2024年7月7日(日)礼拝説教 マルコの福音書4章35ー41節 「嵐を静めるイエス」 説教者:赤松勇二師

<子どもたちへ>
 皆のクラスには、どんなお友だちがいますか。仲の良いお友達がいることだと思います。中には、あまり話はしないけれど、「あの子は、どんな人なのだろうか」と気になるお友だちもいるかもしれませんね。そして時々、「あの子は、あんなことも出来るんだ」という新しい発見をするかもしれません。
 今まで旧約聖書からヨセフさんのことを学びましたが、今日からしばらく新約聖書のイエス様の地上での歩みについて学ぶことにします。今日の箇所は、弟子たちが「イエス様ってどういう方なのだろうか」ととっても不思議に思った出来事を見ることにしましょう。
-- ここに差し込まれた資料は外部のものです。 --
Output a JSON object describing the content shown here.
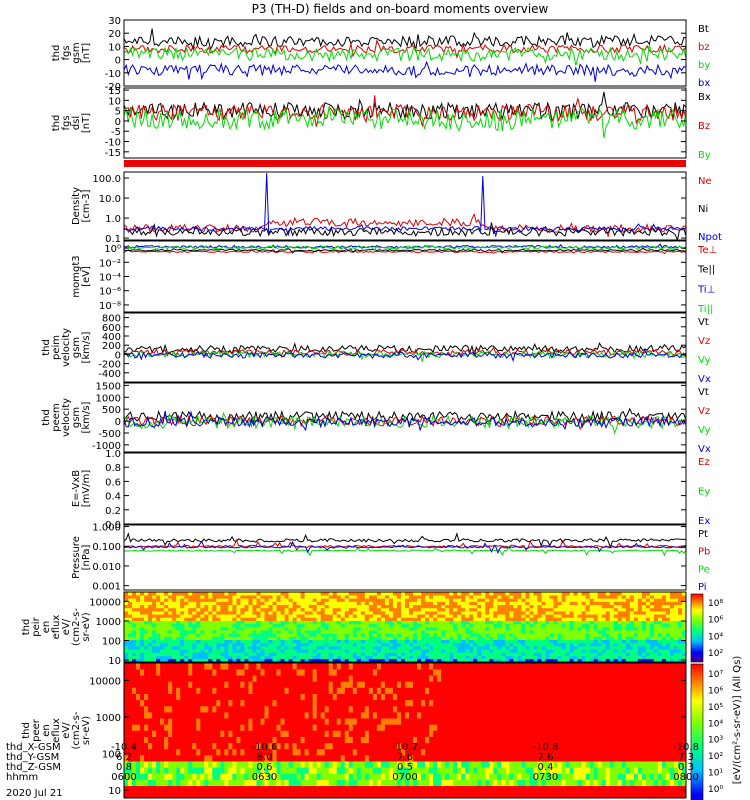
{
  "title": "P3 (TH-D) fields and on-board moments overview",
  "date_label": "2020 Jul 21",
  "colors": {
    "black": "#000000",
    "red": "#dd0000",
    "green": "#00dd00",
    "blue": "#0000dd"
  },
  "chart_data": [
    {
      "id": "fgs_gsm",
      "type": "line",
      "ylabel": [
        "thd",
        "fgs",
        "gsm",
        "[nT]"
      ],
      "yscale": "linear",
      "ylim": [
        -20,
        30
      ],
      "yticks": [
        "30",
        "20",
        "10",
        "0",
        "-10",
        "-20"
      ],
      "tick_values": [
        30,
        20,
        10,
        0,
        -10,
        -20
      ],
      "series": [
        {
          "name": "Bt",
          "color": "#000000",
          "level": 14,
          "var": 4
        },
        {
          "name": "bz",
          "color": "#dd0000",
          "level": 8,
          "var": 3
        },
        {
          "name": "by",
          "color": "#00dd00",
          "level": 4,
          "var": 5
        },
        {
          "name": "bx",
          "color": "#0000dd",
          "level": -8,
          "var": 4
        }
      ]
    },
    {
      "id": "fgs_dsl",
      "type": "line",
      "ylabel": [
        "thd",
        "fgs",
        "dsl",
        "[nT]"
      ],
      "yscale": "linear",
      "ylim": [
        -18,
        16
      ],
      "yticks": [
        "15",
        "10",
        "5",
        "0",
        "-5",
        "-10",
        "-15"
      ],
      "tick_values": [
        15,
        10,
        5,
        0,
        -5,
        -10,
        -15
      ],
      "series": [
        {
          "name": "Bx",
          "color": "#000000",
          "level": 5,
          "var": 4
        },
        {
          "name": "Bz",
          "color": "#dd0000",
          "level": 4,
          "var": 4
        },
        {
          "name": "By",
          "color": "#00dd00",
          "level": 1,
          "var": 5
        }
      ]
    },
    {
      "id": "density",
      "type": "line",
      "ylabel": [
        "Density",
        "[cm-3]"
      ],
      "yscale": "log",
      "ylim": [
        0.08,
        200
      ],
      "yticks": [
        "100.0",
        "10.0",
        "1.0",
        "0.1"
      ],
      "tick_values": [
        100,
        10,
        1,
        0.1
      ],
      "series": [
        {
          "name": "Ne",
          "color": "#dd0000",
          "level": 0.5,
          "var": 0.2
        },
        {
          "name": "Ni",
          "color": "#000000",
          "level": 0.2,
          "var": 0.2
        },
        {
          "name": "Npot",
          "color": "#0000dd",
          "level": 0.3,
          "var": 0.1
        }
      ]
    },
    {
      "id": "moms",
      "type": "line",
      "ylabel": [
        "momgt3",
        "[eV]"
      ],
      "yscale": "log",
      "ylim": [
        1e-09,
        10
      ],
      "yticks": [
        "10⁰",
        "10⁻²",
        "10⁻⁴",
        "10⁻⁶",
        "10⁻⁸"
      ],
      "tick_values": [
        1,
        0.01,
        0.0001,
        1e-06,
        1e-08
      ],
      "series": [
        {
          "name": "Te⊥",
          "color": "#dd0000",
          "level": 0.3,
          "var": 0.1
        },
        {
          "name": "Te||",
          "color": "#000000",
          "level": 0.5,
          "var": 0.1
        },
        {
          "name": "Ti⊥",
          "color": "#0000dd",
          "level": 1.5,
          "var": 0.2
        },
        {
          "name": "Ti||",
          "color": "#00dd00",
          "level": 1.2,
          "var": 0.2
        }
      ]
    },
    {
      "id": "peim_vel",
      "type": "line",
      "ylabel": [
        "thd",
        "peim",
        "velocity",
        "gsm",
        "[km/s]"
      ],
      "yscale": "linear",
      "ylim": [
        -600,
        900
      ],
      "yticks": [
        "800",
        "600",
        "400",
        "200",
        "0",
        "-200",
        "-400"
      ],
      "tick_values": [
        800,
        600,
        400,
        200,
        0,
        -200,
        -400
      ],
      "series": [
        {
          "name": "Vt",
          "color": "#000000",
          "level": 120,
          "var": 80
        },
        {
          "name": "Vz",
          "color": "#dd0000",
          "level": 40,
          "var": 60
        },
        {
          "name": "Vy",
          "color": "#00dd00",
          "level": 0,
          "var": 70
        },
        {
          "name": "Vx",
          "color": "#0000dd",
          "level": -20,
          "var": 60
        }
      ]
    },
    {
      "id": "peem_vel",
      "type": "line",
      "ylabel": [
        "thd",
        "peem",
        "velocity",
        "gsm",
        "[km/s]"
      ],
      "yscale": "linear",
      "ylim": [
        -1300,
        1600
      ],
      "yticks": [
        "1500",
        "1000",
        "500",
        "0",
        "-500",
        "-1000"
      ],
      "tick_values": [
        1500,
        1000,
        500,
        0,
        -500,
        -1000
      ],
      "series": [
        {
          "name": "Vt",
          "color": "#000000",
          "level": 200,
          "var": 200
        },
        {
          "name": "Vz",
          "color": "#dd0000",
          "level": 0,
          "var": 200
        },
        {
          "name": "Vy",
          "color": "#00dd00",
          "level": -50,
          "var": 250
        },
        {
          "name": "Vx",
          "color": "#0000dd",
          "level": -50,
          "var": 200
        }
      ]
    },
    {
      "id": "efield",
      "type": "line",
      "ylabel": [
        "E=-VxB",
        "[mV/m]"
      ],
      "yscale": "linear",
      "ylim": [
        0,
        1
      ],
      "yticks": [
        "1.0",
        "0.8",
        "0.6",
        "0.4",
        "0.2",
        "0.0"
      ],
      "tick_values": [
        1,
        0.8,
        0.6,
        0.4,
        0.2,
        0
      ],
      "series": [
        {
          "name": "Ez",
          "color": "#dd0000"
        },
        {
          "name": "Ey",
          "color": "#00dd00"
        },
        {
          "name": "Ex",
          "color": "#0000dd"
        }
      ]
    },
    {
      "id": "pressure",
      "type": "line",
      "ylabel": [
        "Pressure",
        "[nPa]"
      ],
      "yscale": "log",
      "ylim": [
        0.0006,
        1.2
      ],
      "yticks": [
        "1.000",
        "0.100",
        "0.010",
        "0.001"
      ],
      "tick_values": [
        1,
        0.1,
        0.01,
        0.001
      ],
      "series": [
        {
          "name": "Pt",
          "color": "#000000",
          "level": 0.2,
          "var": 0.08
        },
        {
          "name": "Pb",
          "color": "#dd0000",
          "level": 0.1,
          "var": 0.05
        },
        {
          "name": "Pe",
          "color": "#00dd00",
          "level": 0.06,
          "var": 0.03
        },
        {
          "name": "Pi",
          "color": "#0000dd",
          "level": 0.09,
          "var": 0.04
        }
      ]
    },
    {
      "id": "peir_en",
      "type": "heatmap",
      "ylabel": [
        "thd",
        "peir",
        "en",
        "eflux",
        "eV/",
        "(cm2-s-",
        "sr-eV)"
      ],
      "yscale": "log",
      "ylim": [
        8,
        30000
      ],
      "yticks": [
        "10000",
        "1000",
        "100",
        "10"
      ],
      "tick_values": [
        10000,
        1000,
        100,
        10
      ],
      "colorbar_ticks": [
        "10⁸",
        "10⁶",
        "10⁴",
        "10²"
      ],
      "colorbar_range": [
        1,
        9
      ]
    },
    {
      "id": "peer_en",
      "type": "heatmap",
      "ylabel": [
        "thd",
        "peer",
        "en",
        "eflux",
        "eV/",
        "(cm2-s-",
        "sr-eV)"
      ],
      "yscale": "log",
      "ylim": [
        6,
        30000
      ],
      "yticks": [
        "10000",
        "1000",
        "100",
        "10"
      ],
      "tick_values": [
        10000,
        1000,
        100,
        10
      ],
      "colorbar_ticks": [
        "10⁷",
        "10⁶",
        "10⁵",
        "10⁴",
        "10³",
        "10²",
        "10¹",
        "10⁰"
      ],
      "colorbar_range": [
        0,
        7
      ]
    }
  ],
  "colorbar_title": "[eV/(cm²-s-sr-eV)] (All Qs)",
  "x_axis": {
    "row_labels": [
      "thd_X-GSM",
      "thd_Y-GSM",
      "thd_Z-GSM",
      "hhmm"
    ],
    "ticks": [
      {
        "X": "-10.4",
        "Y": "6.2",
        "Z": "0.8",
        "hhmm": "0600"
      },
      {
        "X": "-10.6",
        "Y": "8.0",
        "Z": "0.6",
        "hhmm": "0630"
      },
      {
        "X": "-10.7",
        "Y": "7.6",
        "Z": "0.5",
        "hhmm": "0700"
      },
      {
        "X": "-10.8",
        "Y": "7.6",
        "Z": "0.4",
        "hhmm": "0730"
      },
      {
        "X": "-10.8",
        "Y": "7.3",
        "Z": "0.3",
        "hhmm": "0800"
      }
    ]
  }
}
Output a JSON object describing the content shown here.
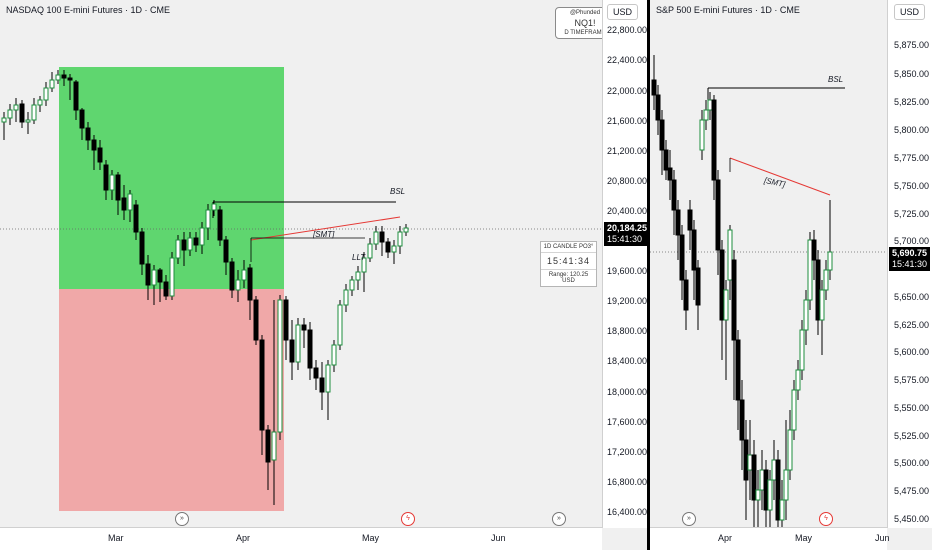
{
  "left_chart": {
    "title": "NASDAQ 100 E-mini Futures · 1D · CME",
    "currency": "USD",
    "y_ticks": [
      "22,800.00",
      "22,400.00",
      "22,000.00",
      "21,600.00",
      "21,200.00",
      "20,800.00",
      "20,400.00",
      "19,600.00",
      "19,200.00",
      "18,800.00",
      "18,400.00",
      "18,000.00",
      "17,600.00",
      "17,200.00",
      "16,800.00",
      "16,400.00"
    ],
    "x_ticks": [
      "Mar",
      "Apr",
      "May",
      "Jun"
    ],
    "last_price": "20,184.25",
    "countdown": "15:41:30",
    "watermark": {
      "line1": "@Phunded",
      "line2": "NQ1!",
      "line3": "D TIMEFRAME"
    },
    "info_box": {
      "title": "1D CANDLE PO3°",
      "timer": "15:41:34",
      "range": "Range: 120.25 USD"
    },
    "annotations": {
      "bsl": "BSL",
      "smt": "[SMT]",
      "llt": "LLT"
    },
    "colors": {
      "premium_zone": "#4fd360",
      "discount_zone": "#f0a0a0",
      "candle": "#000000",
      "smt_line": "#e53935"
    }
  },
  "right_chart": {
    "title": "S&P 500 E-mini Futures · 1D · CME",
    "currency": "USD",
    "y_ticks": [
      "5,875.00",
      "5,850.00",
      "5,825.00",
      "5,800.00",
      "5,775.00",
      "5,750.00",
      "5,725.00",
      "5,700.00",
      "5,650.00",
      "5,625.00",
      "5,600.00",
      "5,575.00",
      "5,550.00",
      "5,525.00",
      "5,500.00",
      "5,475.00",
      "5,450.00"
    ],
    "x_ticks": [
      "Apr",
      "May",
      "Jun"
    ],
    "last_price": "5,690.75",
    "countdown": "15:41:30",
    "annotations": {
      "bsl": "BSL",
      "smt": "[SMT]"
    }
  },
  "icons": {
    "event": "arrow-circle-icon",
    "earnings": "flash-circle-icon"
  }
}
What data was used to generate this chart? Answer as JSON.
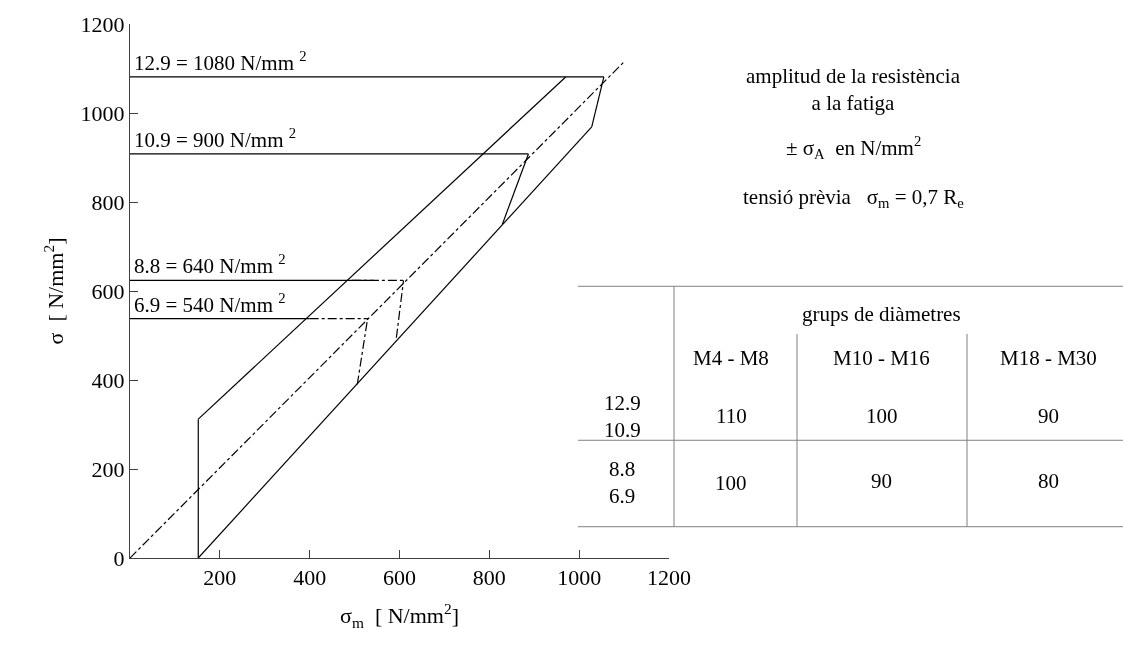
{
  "chart_data": {
    "type": "line",
    "xlabel": "σ$_{m}$  [ N/mm$^{2}$]",
    "ylabel": "σ  [ N/mm$^{2}$]",
    "xlim": [
      0,
      1200
    ],
    "xticks": [
      {
        "value": 0,
        "label": null
      },
      200,
      400,
      600,
      800,
      1000,
      1200
    ],
    "ylim": [
      0,
      1200
    ],
    "yticks": [
      0,
      200,
      400,
      600,
      800,
      1000,
      1200
    ],
    "marker": "none",
    "series": [
      {
        "color": "#000000",
        "line_style": "dashdot",
        "x": [
          0,
          1100
        ],
        "values": [
          0,
          1115
        ]
      },
      {
        "color": "#000000",
        "line_style": "solid",
        "x": [
          152,
          152
        ],
        "values": [
          0,
          312
        ]
      },
      {
        "color": "#000000",
        "line_style": "solid",
        "x": [
          152,
          970
        ],
        "values": [
          312,
          1081
        ]
      },
      {
        "color": "#000000",
        "line_style": "solid",
        "x": [
          152,
          1028
        ],
        "values": [
          0,
          969
        ]
      },
      {
        "color": "#000000",
        "line_style": "solid",
        "x": [
          1028,
          1055
        ],
        "values": [
          969,
          1081
        ]
      },
      {
        "color": "#000000",
        "line_style": "solid",
        "x": [
          829,
          887
        ],
        "values": [
          750,
          908
        ]
      },
      {
        "color": "#000000",
        "line_style": "solid",
        "x": [
          0,
          1055
        ],
        "values": [
          1081,
          1081
        ]
      },
      {
        "color": "#000000",
        "line_style": "solid",
        "x": [
          0,
          887
        ],
        "values": [
          908,
          908
        ]
      },
      {
        "color": "#000000",
        "line_style": "solid",
        "x": [
          0,
          542
        ],
        "values": [
          624,
          624
        ]
      },
      {
        "color": "#000000",
        "line_style": "solid",
        "x": [
          0,
          400
        ],
        "values": [
          538,
          538
        ]
      },
      {
        "color": "#000000",
        "line_style": "dashdot",
        "x": [
          494,
          609
        ],
        "values": [
          624,
          624
        ]
      },
      {
        "color": "#000000",
        "line_style": "dashdot",
        "x": [
          593,
          609
        ],
        "values": [
          495,
          624
        ]
      },
      {
        "color": "#000000",
        "line_style": "dashdot",
        "x": [
          400,
          529
        ],
        "values": [
          538,
          538
        ]
      },
      {
        "color": "#000000",
        "line_style": "dashdot",
        "x": [
          506,
          529
        ],
        "values": [
          390,
          538
        ]
      }
    ],
    "annotations": [
      {
        "text": "12.9 = 1080 N/mm $^{2}$",
        "y": 1081
      },
      {
        "text": "10.9 = 900 N/mm $^{2}$",
        "y": 908
      },
      {
        "text": "8.8 = 640 N/mm $^{2}$",
        "y": 624
      },
      {
        "text": "6.9 = 540 N/mm $^{2}$",
        "y": 538
      },
      "amplitud de la resistència\na la fatiga",
      "± σ$_{A}$  en N/mm$^{2}$",
      "tensió prèvia   σ$_{m}$ = 0,7 R$_{e}$",
      "grups de diàmetres",
      "M4 - M8",
      "M10 - M16",
      "M18 - M30",
      "12.9\n10.9",
      "110",
      "100",
      "90",
      "8.8\n6.9",
      "100",
      "90",
      "80"
    ]
  }
}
 ある日、イエス様はガリラヤ湖の岸辺に集まった群衆に向かって、湖に舟を出して、舟の上から神様のことを教えていました。夕方になった時イエス様は、「さあ、向こう岸に渡りましょう」と弟子たちに声をかけました。「はい。分かりました。任せてください。」弟子たちは、元気よく返事をします。イエス様の弟子たちの中には、ガリラヤ湖で魚を捕る漁師をしていた人が4人もいました。だから湖を渡すことはそれほど難しくはありません。ほかにも何隻かの舟もイエス様たちと一緒に出発しました。
 しばらくすると「ビュー! ビュー!」とっても強い風が吹き始めました。そして「ザッブン! ザッブン!」湖は大荒れとなり、舟は波をかぶって水でいっぱいになりました。さぁ、舟の中は水でいっぱいです。どうしたらよいでしょうか?
「バケツでも手でも何でもいいからみんな急いで水を掻き出せ!」「ペテロ、お前は漁師だから嵐にあった経験があるだろう。どうすればいいんだ? このままだと舟が沈んじゃうぞ!」みんな大慌てです。舟を毎日使って漁師の仕事をしていたペテロとアンデレ、ヤコブとヨハネですが、彼らも経験したことがないような大きな嵐でした。きっと弟子たちは、他の舟にも声をかけて何とか助かるように一生懸命だったことでしょう。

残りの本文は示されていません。